RIVERSIDE ARTS MARKET - JACKSONVILLE, FL
Located beneath Jacksonville’s Fuller Warren Bridge and I-95, the Riverside Arts Market draws an average of 7,500 visitors and more than 100 vendors every Saturday from 10 a.m.to 4 p.m. Managed by the non-profit Riverside Avondale Preservation, the Riverside Arts Market originally began in 2009 through a unique coordination between public and private partners.
The idea began in 1993 after long-time community activist Dr. Wayne Wood returned from Portland, OR and gained inspiration from visiting the Portland Saturday Market. Wood and friend, Doug Coleman, realized that the weatherproof market idea would be a great use for the space under the Fuller Warren Bridge, which was then in the planning stage for replacement.
Originally, the space was slated to serve as a retention pond for the bridge expansion. Wood, who also founded Riverside Avondale Preservation, eventually convinced the Florida Department of Transportation to redirect landscaping funds towards the creation of a multi-use public space. Later, funding was also secured from the City of Jacksonville, the Jacksonville Electric Authority, and Fidelity National (a Fortune 500 company headquartered in Jacksonville, adjacent to the present-day Riverside Arts Market site).
“When the concept of the Riverside Arts Market was first proposed, a lot of people questioned whether the investment in infrastructure was too risky for public dollars,” explains Riverside Arts Market Director, Krysten Bennett. “As it turns out, the unique characteristics of our space have significantly contributed to what we can now call long-term success as we enter our 8th season under the bridge. The development of what would have otherwise have been dead space under the highway, [was] converted instead into a highly visited scenic location adjacent to the St. Johns River with a backdrop of our downtown skyline.”
Landscaping, bike racks, pedestrian pathways linking to the Northbank Riverwalk, on-site permanent restrooms, lighting enhancements, utility infrastructure, and a riverfront amphitheater were all constructed to create a flexible space officially called the Northbank Riverwalk Artists’ Square. Fidelity National employees park in the space Monday through Friday, which doubles as a unique public park on the weekends. In 2011, the City of Jacksonville constructed a 200-foot floating dock next to the market to accommodate visitors arriving by water. Market goers routinely see dolphins playing in the river off the riverfront stage.
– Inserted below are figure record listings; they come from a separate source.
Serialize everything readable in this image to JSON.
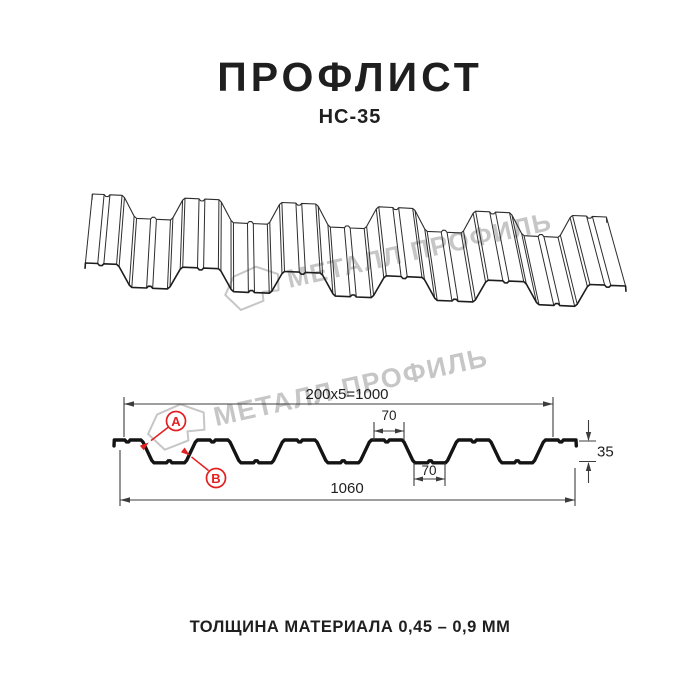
{
  "page": {
    "title": "ПРОФЛИСТ",
    "subtitle": "НС-35",
    "footer": "ТОЛЩИНА МАТЕРИАЛА 0,45 – 0,9 ММ"
  },
  "watermark": {
    "text": "МЕТАЛЛ ПРОФИЛЬ"
  },
  "dimensions": {
    "top_width": "200x5=1000",
    "top_flange": "70",
    "bottom_flange": "70",
    "height": "35",
    "overall_width": "1060",
    "marker_a": "А",
    "marker_b": "В"
  },
  "drawing": {
    "overall_mm": 1060,
    "module_mm": 200,
    "flange_mm": 70,
    "slope_mm": 30,
    "height_mm": 35,
    "lead_top_mm": 62,
    "modules": 5
  },
  "colors": {
    "profile": "#141414",
    "line": "#3c3c3c",
    "text": "#1f1f1f",
    "red": "#e32021",
    "watermark": "#c6c6c6"
  }
}
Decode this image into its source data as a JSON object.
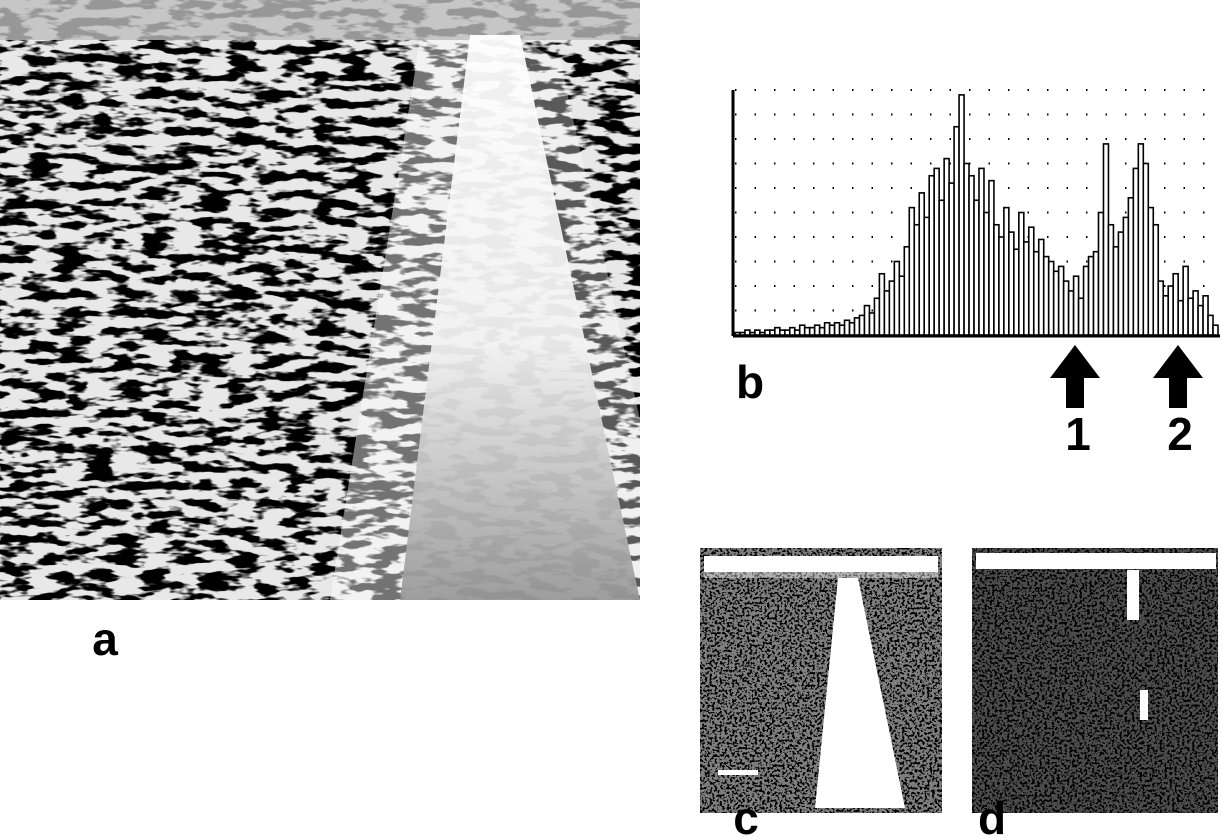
{
  "figure": {
    "panel_labels": [
      "a",
      "b",
      "c",
      "d"
    ],
    "arrow_labels": [
      "1",
      "2"
    ]
  },
  "chart_data": {
    "type": "bar",
    "values": [
      0.1,
      0.1,
      0.2,
      0.1,
      0.2,
      0.1,
      0.2,
      0.2,
      0.3,
      0.2,
      0.2,
      0.3,
      0.2,
      0.4,
      0.3,
      0.3,
      0.4,
      0.3,
      0.5,
      0.4,
      0.5,
      0.4,
      0.6,
      0.5,
      0.7,
      0.8,
      1.2,
      0.9,
      1.5,
      2.5,
      1.8,
      2.2,
      3,
      2.4,
      3.6,
      5.2,
      4.5,
      5.8,
      4.8,
      6.5,
      6.8,
      5.5,
      7.2,
      6.2,
      8.5,
      9.8,
      7,
      6.5,
      5.5,
      6.8,
      5,
      6.3,
      4.5,
      4,
      5.2,
      4.2,
      3.5,
      5,
      3.8,
      4.4,
      3.4,
      3.9,
      3.2,
      3,
      2.6,
      2.8,
      2.2,
      1.8,
      2.4,
      1.5,
      2.8,
      3.2,
      3.4,
      5,
      7.8,
      4.5,
      3.6,
      4.2,
      4.8,
      5.6,
      6.8,
      7.8,
      7,
      5.2,
      4.5,
      2.2,
      1.6,
      2,
      2.5,
      1.4,
      2.8,
      1.5,
      1.8,
      1.2,
      1.6,
      0.8,
      0.4
    ],
    "ylim": [
      0,
      10
    ],
    "yticks": [
      1,
      2,
      3,
      4,
      5,
      6,
      7,
      8,
      9,
      10
    ],
    "grid": true,
    "color": "#ffffff"
  }
}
“Our greatest asset is arguably the shade cover provided by the 6 lane highway overhead,” notes Bennett. “The bridge makes it possible for the market to operate comfortably during the heat and rain of our North Florida summers. It’s truly a remarkable example of state and local government entities coming together with a non-profit organizing partner to support more than 250 locally-owned small businesses.”